In developed countries, a significant amount of loss happens at the retail and consumer level — we throw the food out when it’s spoiled or no longer meets our standards.
“All of the energy — everything that’s required to get the food from where it’s produced to ultimately being on that store shelf, throwing that away — that’s a tragedy,” Rogers said.
It’s also bad business. Food waste is nearly a trillion dollar loss globally. Apeel offers grocers the potential to boost margins by reducing waste.
Food typically rots when moisture exits, oxygen gets in and mold takes over. To prevent this, Apeel takes the skins, seeds and pulp of homogeneous fruits or veggies – such as grapes from a winery or tomato skins from a ketchup factor – and presses out an oil rich in fat lipids. The company turns the oil into a colorless, odorless, tasteless powder that is tailored for each type of produce to which it will be applied.
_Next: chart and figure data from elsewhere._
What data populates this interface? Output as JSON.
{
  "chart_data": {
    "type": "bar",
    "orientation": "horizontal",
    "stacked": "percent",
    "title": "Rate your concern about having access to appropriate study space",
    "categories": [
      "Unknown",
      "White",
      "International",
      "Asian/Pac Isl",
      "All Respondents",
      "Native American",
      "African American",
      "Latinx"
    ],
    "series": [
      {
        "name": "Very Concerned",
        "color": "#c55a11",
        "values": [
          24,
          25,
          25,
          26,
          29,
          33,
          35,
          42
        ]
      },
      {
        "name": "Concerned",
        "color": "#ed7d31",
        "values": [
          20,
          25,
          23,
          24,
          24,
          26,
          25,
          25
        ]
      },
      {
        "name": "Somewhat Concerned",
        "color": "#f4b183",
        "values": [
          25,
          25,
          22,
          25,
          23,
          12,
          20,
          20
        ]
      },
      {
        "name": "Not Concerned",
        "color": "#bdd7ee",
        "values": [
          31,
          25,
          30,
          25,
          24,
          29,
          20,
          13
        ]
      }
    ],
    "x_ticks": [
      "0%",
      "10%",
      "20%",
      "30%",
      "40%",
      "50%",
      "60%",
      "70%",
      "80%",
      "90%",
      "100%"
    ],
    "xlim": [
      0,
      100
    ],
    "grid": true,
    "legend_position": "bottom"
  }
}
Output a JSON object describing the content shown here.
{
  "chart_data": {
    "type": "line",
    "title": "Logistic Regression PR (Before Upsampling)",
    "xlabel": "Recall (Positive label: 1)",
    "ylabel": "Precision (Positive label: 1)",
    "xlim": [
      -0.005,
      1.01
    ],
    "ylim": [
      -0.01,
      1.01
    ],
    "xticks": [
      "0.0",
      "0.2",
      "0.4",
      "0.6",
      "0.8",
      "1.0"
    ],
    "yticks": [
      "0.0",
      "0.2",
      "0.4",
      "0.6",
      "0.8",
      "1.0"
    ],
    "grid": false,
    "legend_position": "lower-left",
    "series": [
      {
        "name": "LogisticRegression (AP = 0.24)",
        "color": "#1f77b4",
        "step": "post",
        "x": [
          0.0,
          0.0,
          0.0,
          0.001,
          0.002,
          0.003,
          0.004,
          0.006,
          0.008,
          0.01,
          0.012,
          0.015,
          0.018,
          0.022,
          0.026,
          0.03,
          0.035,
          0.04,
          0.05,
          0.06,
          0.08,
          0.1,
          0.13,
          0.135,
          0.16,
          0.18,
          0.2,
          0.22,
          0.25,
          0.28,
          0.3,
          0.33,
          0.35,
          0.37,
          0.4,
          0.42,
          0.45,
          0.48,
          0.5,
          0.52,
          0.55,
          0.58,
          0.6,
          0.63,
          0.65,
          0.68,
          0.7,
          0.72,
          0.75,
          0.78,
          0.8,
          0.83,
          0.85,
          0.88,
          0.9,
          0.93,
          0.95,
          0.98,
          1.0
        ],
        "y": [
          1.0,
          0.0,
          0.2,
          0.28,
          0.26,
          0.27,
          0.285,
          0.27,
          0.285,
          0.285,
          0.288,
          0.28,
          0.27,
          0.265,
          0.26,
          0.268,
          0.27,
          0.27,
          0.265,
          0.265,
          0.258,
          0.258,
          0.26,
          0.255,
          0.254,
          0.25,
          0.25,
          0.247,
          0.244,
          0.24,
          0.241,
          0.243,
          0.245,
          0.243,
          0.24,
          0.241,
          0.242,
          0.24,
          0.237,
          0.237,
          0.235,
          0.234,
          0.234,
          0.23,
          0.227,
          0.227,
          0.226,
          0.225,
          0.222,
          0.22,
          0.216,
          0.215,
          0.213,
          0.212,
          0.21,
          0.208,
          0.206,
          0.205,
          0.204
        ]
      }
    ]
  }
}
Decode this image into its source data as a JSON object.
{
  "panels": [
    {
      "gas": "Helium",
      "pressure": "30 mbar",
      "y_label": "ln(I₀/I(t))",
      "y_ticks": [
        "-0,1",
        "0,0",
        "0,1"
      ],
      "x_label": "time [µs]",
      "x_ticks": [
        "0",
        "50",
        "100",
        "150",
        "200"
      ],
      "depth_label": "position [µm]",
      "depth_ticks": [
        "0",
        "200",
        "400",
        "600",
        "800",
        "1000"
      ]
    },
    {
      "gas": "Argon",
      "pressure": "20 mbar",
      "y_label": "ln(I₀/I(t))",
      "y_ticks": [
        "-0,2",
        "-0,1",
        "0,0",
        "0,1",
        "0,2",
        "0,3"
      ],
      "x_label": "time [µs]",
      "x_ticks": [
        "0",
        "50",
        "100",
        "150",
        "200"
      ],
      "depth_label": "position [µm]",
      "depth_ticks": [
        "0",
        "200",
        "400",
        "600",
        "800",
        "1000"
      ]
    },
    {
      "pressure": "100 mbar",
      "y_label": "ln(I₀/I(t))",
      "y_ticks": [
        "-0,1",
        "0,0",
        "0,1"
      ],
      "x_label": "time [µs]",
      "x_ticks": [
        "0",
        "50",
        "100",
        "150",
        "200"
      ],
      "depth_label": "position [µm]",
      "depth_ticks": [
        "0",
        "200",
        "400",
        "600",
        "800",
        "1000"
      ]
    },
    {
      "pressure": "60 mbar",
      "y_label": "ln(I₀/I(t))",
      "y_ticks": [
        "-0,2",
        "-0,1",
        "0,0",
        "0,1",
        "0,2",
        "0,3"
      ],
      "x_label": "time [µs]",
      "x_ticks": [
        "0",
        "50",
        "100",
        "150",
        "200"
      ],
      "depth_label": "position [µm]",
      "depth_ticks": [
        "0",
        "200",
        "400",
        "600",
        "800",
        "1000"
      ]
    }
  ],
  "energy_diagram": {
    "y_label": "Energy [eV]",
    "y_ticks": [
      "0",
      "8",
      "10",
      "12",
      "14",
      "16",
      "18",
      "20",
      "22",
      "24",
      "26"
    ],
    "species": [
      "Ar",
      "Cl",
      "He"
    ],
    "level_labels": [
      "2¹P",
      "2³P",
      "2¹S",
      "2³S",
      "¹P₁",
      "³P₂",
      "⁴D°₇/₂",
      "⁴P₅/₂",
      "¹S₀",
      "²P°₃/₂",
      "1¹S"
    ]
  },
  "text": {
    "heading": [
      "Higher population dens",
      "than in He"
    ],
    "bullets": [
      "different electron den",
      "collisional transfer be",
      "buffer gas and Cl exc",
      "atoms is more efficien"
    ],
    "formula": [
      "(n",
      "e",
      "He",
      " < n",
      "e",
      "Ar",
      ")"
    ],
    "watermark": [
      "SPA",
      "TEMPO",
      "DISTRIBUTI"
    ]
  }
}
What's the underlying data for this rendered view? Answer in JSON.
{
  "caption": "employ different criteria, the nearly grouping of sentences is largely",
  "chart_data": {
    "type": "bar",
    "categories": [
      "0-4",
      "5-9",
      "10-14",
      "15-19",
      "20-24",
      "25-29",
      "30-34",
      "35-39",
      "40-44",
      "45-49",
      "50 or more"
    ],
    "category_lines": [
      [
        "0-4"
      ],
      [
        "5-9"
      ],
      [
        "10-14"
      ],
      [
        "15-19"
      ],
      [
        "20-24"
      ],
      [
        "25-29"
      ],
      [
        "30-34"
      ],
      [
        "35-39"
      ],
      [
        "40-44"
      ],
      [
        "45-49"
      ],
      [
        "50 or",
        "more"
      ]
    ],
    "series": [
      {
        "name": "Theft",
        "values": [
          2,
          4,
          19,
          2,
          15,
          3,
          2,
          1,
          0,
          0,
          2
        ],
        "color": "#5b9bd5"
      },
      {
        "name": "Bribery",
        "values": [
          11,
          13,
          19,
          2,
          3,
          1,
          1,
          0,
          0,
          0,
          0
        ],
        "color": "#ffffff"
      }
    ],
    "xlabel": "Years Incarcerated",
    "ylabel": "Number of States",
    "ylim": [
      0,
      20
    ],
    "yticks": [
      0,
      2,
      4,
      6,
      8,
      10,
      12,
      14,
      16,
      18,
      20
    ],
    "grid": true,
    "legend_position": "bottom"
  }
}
It’s then mixed with water by the suppliers before it arrives at the store. The produce is either rinsed in or sprayed with the mixture at packaging facilities, essentially creating a second “peel.”
The product is recognized as safe by the Food and Drug Administration.
Apeel says the process is doubling the shelf life of fruits and vegetables and can triple it inside their lab. It aims to extend the life of some produce by four times.
“As we start to approach four-time extension for fresh produce, we can completely flip on its head this idea that we need cold chain storage in order to get fresh produce from where it’s grown to where it’s going to be eaten,” Rogers said.
Apeel products are on shelves in more than 200 US stores, including Costco and Kroger. Harps Food Stores, a grocery chain testing with avocados, said it has already seen a 50% boost in avocado profit margins because it is taking advantage of the longer shelf life and throwing out less product.
Customers see no price difference at checkout, according to Apeel.
Apeel is already expanding outside the United States with partners in Africa to help lessen the load on global infrastructure costs. One of the highest costs a country can bear, Rogers added.
“If you don’t need to install electricity grids and refrigeration equipment at every point along that supply chain — and can instead deliver a pouch of our material, which is lightweight and low cost to distribute, to a remote region where it can then be applied — you now have an extra week to transport it without refrigeration,” he said. “That has the opportunity to be really transformative.”
Correction: An earlier version of this article incorrectly spelled the last name of James Rogers.